Pedro Almodóvar's Parallel Mothers unfolds like a flower, revealing the uncertainty and complexity of its characters' lives. The mothers of the title -- Janis (Almodóvar's longtime collaborator Penélope Cruz) and Ana (new face Milena Smit) -- meet in a Madrid hospital where they are both about to deliver their first child. Janis, the almost-40-year-old fashion photographer, is jubilant with anticipation; Ana, a disaffected and alienated teenager, is not. They bond and enter single motherhood the better for having met ... at first.
As is his practice, Almodóvar folds into this already rich story of human (dis)connections socio-political elements that extend the film's message beyond the intimate to the universal. This time, the subplot involves Janis's grandfather, who was executed by Francoists and tossed in a mass grave with other anti-fascists. Janis enlists the help of a handsome archaeologist (Israel Elejalde) to exume the remains so that family members might bury them properly.
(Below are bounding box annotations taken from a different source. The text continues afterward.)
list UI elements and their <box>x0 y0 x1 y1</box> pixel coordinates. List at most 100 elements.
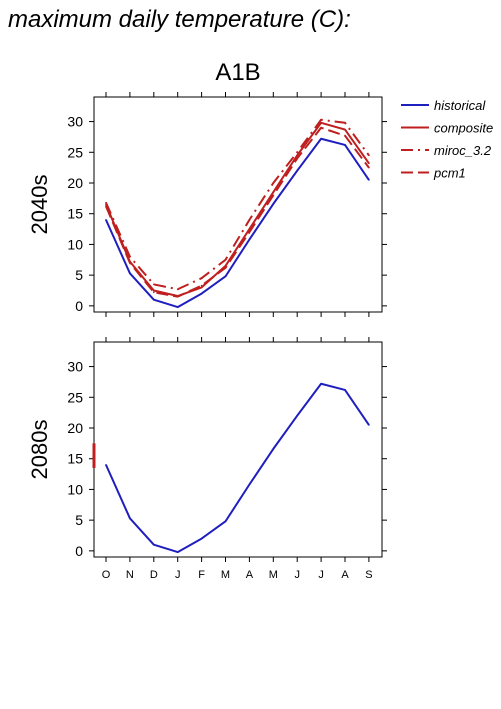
legend-label: pcm1 <box>433 166 466 181</box>
data-point-historical <box>176 306 179 308</box>
data-point-historical <box>200 537 203 540</box>
data-point-miroc_3.2 <box>296 151 299 154</box>
data-point-historical <box>368 424 370 426</box>
data-point-composite <box>320 122 322 124</box>
data-point-historical <box>224 275 227 278</box>
x-tick-label: J <box>318 569 324 581</box>
plot-frame <box>93 96 383 313</box>
data-point-historical <box>129 517 131 520</box>
data-point-miroc_3.2 <box>129 255 131 258</box>
data-point-historical <box>129 272 131 275</box>
data-point-pcm1 <box>320 126 322 129</box>
x-tick-label: M <box>269 569 278 581</box>
data-point-historical <box>272 448 275 450</box>
data-point-pcm1 <box>272 194 275 197</box>
panel-2080s: 0 5 10 15 20 25 30 2080s <box>27 337 387 562</box>
data-point-miroc_3.2 <box>344 122 346 124</box>
data-point-historical <box>153 543 155 546</box>
y-tick-label: 25 <box>67 144 83 160</box>
data-point-miroc_3.2 <box>272 182 275 184</box>
data-point-miroc_3.2 <box>224 258 227 261</box>
y-axis-label: 2040s <box>27 175 52 235</box>
data-point-composite <box>344 128 346 131</box>
y-tick-label: 20 <box>67 420 83 436</box>
x-tick-label: D <box>150 569 158 581</box>
x-tick-label: S <box>365 569 372 581</box>
data-point-historical <box>248 483 251 486</box>
y-tick-label: 5 <box>75 267 83 283</box>
data-point-historical <box>344 389 346 391</box>
data-point-historical <box>296 169 299 172</box>
data-point-pcm1 <box>200 284 203 287</box>
scenario-title: A1B <box>215 59 260 86</box>
x-tick-label: F <box>198 569 205 581</box>
x-tick-label: A <box>246 569 254 581</box>
data-point-historical <box>368 179 370 181</box>
panel-2040s: 0 5 10 15 20 25 30 2040s <box>27 92 387 317</box>
data-point-pcm1 <box>296 157 299 160</box>
series-line-miroc_3.2 <box>105 118 370 291</box>
data-point-pcm1 <box>129 262 131 264</box>
y-tick-label: 30 <box>67 359 83 375</box>
data-point-historical <box>153 298 155 301</box>
data-point-pcm1 <box>176 295 179 298</box>
data-point-pcm1 <box>153 291 155 294</box>
data-point-pcm1 <box>248 231 251 233</box>
data-point-miroc_3.2 <box>320 118 322 121</box>
y-tick-label: 0 <box>75 298 83 314</box>
data-point-historical <box>296 414 299 417</box>
y-axis-label: 2080s <box>27 420 52 480</box>
series-line-composite <box>105 121 370 298</box>
data-point-miroc_3.2 <box>248 219 251 221</box>
y-tick-label: 5 <box>75 512 83 528</box>
data-point-pcm1 <box>344 134 346 137</box>
y-tick-label: 20 <box>67 175 83 191</box>
data-point-composite <box>153 289 155 292</box>
data-point-historical <box>272 203 275 205</box>
y-tick-label: 30 <box>67 114 83 130</box>
data-point-pcm1 <box>105 205 107 208</box>
data-point-miroc_3.2 <box>368 154 370 157</box>
y-tick-label: 25 <box>67 389 83 405</box>
x-tick-label: A <box>341 569 349 581</box>
figure-title: maximum daily temperature (C): <box>8 6 351 33</box>
legend-label: miroc_3.2 <box>434 143 492 158</box>
series-line-historical <box>105 137 370 309</box>
data-point-historical <box>224 520 227 523</box>
data-point-miroc_3.2 <box>105 201 107 204</box>
data-point-miroc_3.2 <box>200 277 203 280</box>
legend-label: composite <box>434 121 493 136</box>
x-tick-label: M <box>221 569 230 581</box>
y-tick-label: 10 <box>67 236 83 252</box>
data-point-historical <box>105 219 107 221</box>
data-point-pcm1 <box>224 266 227 269</box>
x-tick-label: N <box>126 569 134 581</box>
x-tick-label: J <box>175 569 181 581</box>
x-tick-label: O <box>102 569 111 581</box>
y-tick-label: 10 <box>67 481 83 497</box>
data-point-miroc_3.2 <box>153 283 155 286</box>
series-line-historical <box>105 382 370 554</box>
data-point-historical <box>320 382 322 385</box>
plot-frame <box>93 341 383 558</box>
data-point-composite <box>272 191 275 194</box>
legend-label: historical <box>434 98 486 113</box>
legend: historical composite miroc_3.2 pcm1 <box>401 98 493 181</box>
data-point-historical <box>200 292 203 295</box>
data-point-composite <box>296 154 299 157</box>
data-point-pcm1 <box>368 166 370 169</box>
data-point-composite <box>200 286 203 289</box>
data-point-composite <box>368 162 370 165</box>
data-point-composite <box>248 228 251 230</box>
y-tick-label: 0 <box>75 543 83 559</box>
series-line-pcm1 <box>105 126 370 298</box>
data-point-historical <box>320 137 322 140</box>
y-tick-label: 15 <box>67 206 83 222</box>
data-point-historical <box>248 238 251 241</box>
data-point-historical <box>105 464 107 466</box>
data-point-miroc_3.2 <box>176 288 179 291</box>
data-point-historical <box>344 144 346 146</box>
x-tick-label: J <box>294 569 300 581</box>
This leads to personal entanglements.
Cruz's Janis is the emotional center of Almodóvar's film of two mothers, but Smit's Ana, a needy and dyspeptic character, no longer a child and not quite woman, is an intriguingly hazy mass of conflicted emotions and raw need. Her distress meshes well with Janis's own.
As provocative as Almodóvar enjoys being on behalf of people and causes close to him -- particularly LGBTQ+ rights -- the story of these two women feels uniquely of the moment, as societies clash in so many corners about women's liberty and threats to their freedom to choose their own happiness.